Much of it on the web also has to do with how much browsers can do. The number of CSS properties that can be applied, the ways different elements' sizes can automatically influence the layout of other elements, etc. These traits are what make the web such a powerful and attractive platform for user interfaces, but the complexity of the platform is definitely becoming a real issue that deserves attention.

A couple of points:

- NodeJS is server-only and usually has nothing to do with perceived performance of web apps

- The biggest offender of web performance is ads. They dump piles and piles of crappy JavaScript from dozens of different sources that all include their own copies of common libraries and have no incentive not to slow down the page.

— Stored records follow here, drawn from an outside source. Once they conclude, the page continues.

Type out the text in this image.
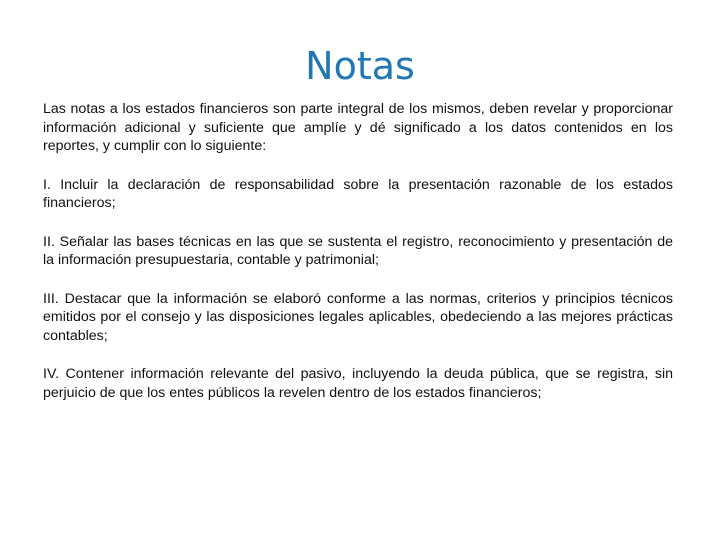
Notas

Las notas a los estados financieros son parte integral de los mismos, deben revelar y proporcionar información adicional y suficiente que amplíe y dé significado a los datos contenidos en los reportes, y cumplir con lo siguiente:

I. Incluir la declaración de responsabilidad sobre la presentación razonable de los estados financieros;

II. Señalar las bases técnicas en las que se sustenta el registro, reconocimiento y presentación de la información presupuestaria, contable y patrimonial;

III. Destacar que la información se elaboró conforme a las normas, criterios y principios técnicos emitidos por el consejo y las disposiciones legales aplicables, obedeciendo a las mejores prácticas contables;

IV. Contener información relevante del pasivo, incluyendo la deuda pública, que se registra, sin perjuicio de que los entes públicos la revelen dentro de los estados financieros;
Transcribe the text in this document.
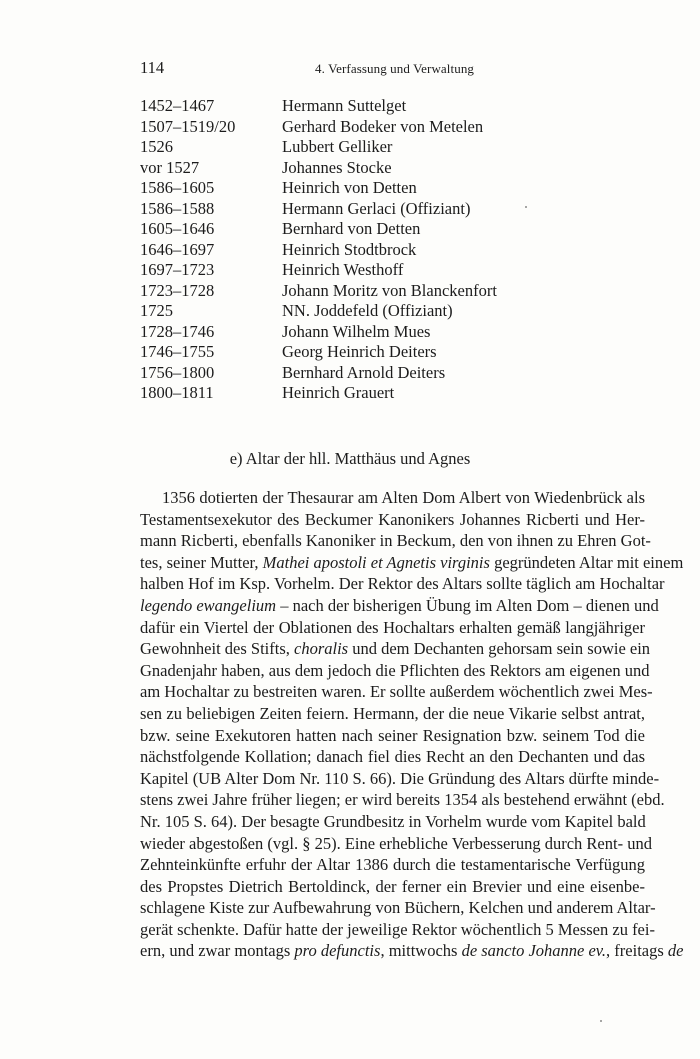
114	4. Verfassung und Verwaltung
1452–1467	Hermann Suttelget
1507–1519/20	Gerhard Bodeker von Metelen
1526	Lubbert Gelliker
vor 1527	Johannes Stocke
1586–1605	Heinrich von Detten
1586–1588	Hermann Gerlaci (Offiziant)
1605–1646	Bernhard von Detten
1646–1697	Heinrich Stodtbrock
1697–1723	Heinrich Westhoff
1723–1728	Johann Moritz von Blanckenfort
1725	NN. Joddefeld (Offiziant)
1728–1746	Johann Wilhelm Mues
1746–1755	Georg Heinrich Deiters
1756–1800	Bernhard Arnold Deiters
1800–1811	Heinrich Grauert
e) Altar der hll. Matthäus und Agnes
1356 dotierten der Thesaurar am Alten Dom Albert von Wiedenbrück als
Testamentsexekutor des Beckumer Kanonikers Johannes Ricberti und Her-
mann Ricberti, ebenfalls Kanoniker in Beckum, den von ihnen zu Ehren Got-
tes, seiner Mutter, Mathei apostoli et Agnetis virginis gegründeten Altar mit einem
halben Hof im Ksp. Vorhelm. Der Rektor des Altars sollte täglich am Hochaltar
legendo ewangelium – nach der bisherigen Übung im Alten Dom – dienen und
dafür ein Viertel der Oblationen des Hochaltars erhalten gemäß langjähriger
Gewohnheit des Stifts, choralis und dem Dechanten gehorsam sein sowie ein
Gnadenjahr haben, aus dem jedoch die Pflichten des Rektors am eigenen und
am Hochaltar zu bestreiten waren. Er sollte außerdem wöchentlich zwei Mes-
sen zu beliebigen Zeiten feiern. Hermann, der die neue Vikarie selbst antrat,
bzw. seine Exekutoren hatten nach seiner Resignation bzw. seinem Tod die
nächstfolgende Kollation; danach fiel dies Recht an den Dechanten und das
Kapitel (UB Alter Dom Nr. 110 S. 66). Die Gründung des Altars dürfte minde-
stens zwei Jahre früher liegen; er wird bereits 1354 als bestehend erwähnt (ebd.
Nr. 105 S. 64). Der besagte Grundbesitz in Vorhelm wurde vom Kapitel bald
wieder abgestoßen (vgl. § 25). Eine erhebliche Verbesserung durch Rent- und
Zehnteinkünfte erfuhr der Altar 1386 durch die testamentarische Verfügung
des Propstes Dietrich Bertoldinck, der ferner ein Brevier und eine eisenbe-
schlagene Kiste zur Aufbewahrung von Büchern, Kelchen und anderem Altar-
gerät schenkte. Dafür hatte der jeweilige Rektor wöchentlich 5 Messen zu fei-
ern, und zwar montags pro defunctis, mittwochs de sancto Johanne ev., freitags de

- Beyond ads, the bottleneck is usually not even JavaScript, but layout (as in the paragraph above). Web layout is incredibly flexible and incredibly complex. Computing and rendering it all is slow, but it does serve a purpose. Not that it couldn't be improved.

Bad ads are a tragedy of the commons and I don't know what can be done about them unless Google or Facebook decided to throw their weight around to force them to be better.

I do wonder if a new web standard could be developed for using some constrained subset of the layout vocabulary, that would be cheaper and more straightforward to compute. The current version has to remain for backwards compatibility reasons, but it's trying to serve a bunch of different types of cases at once, and therefore doesn't do a great job at any one of them.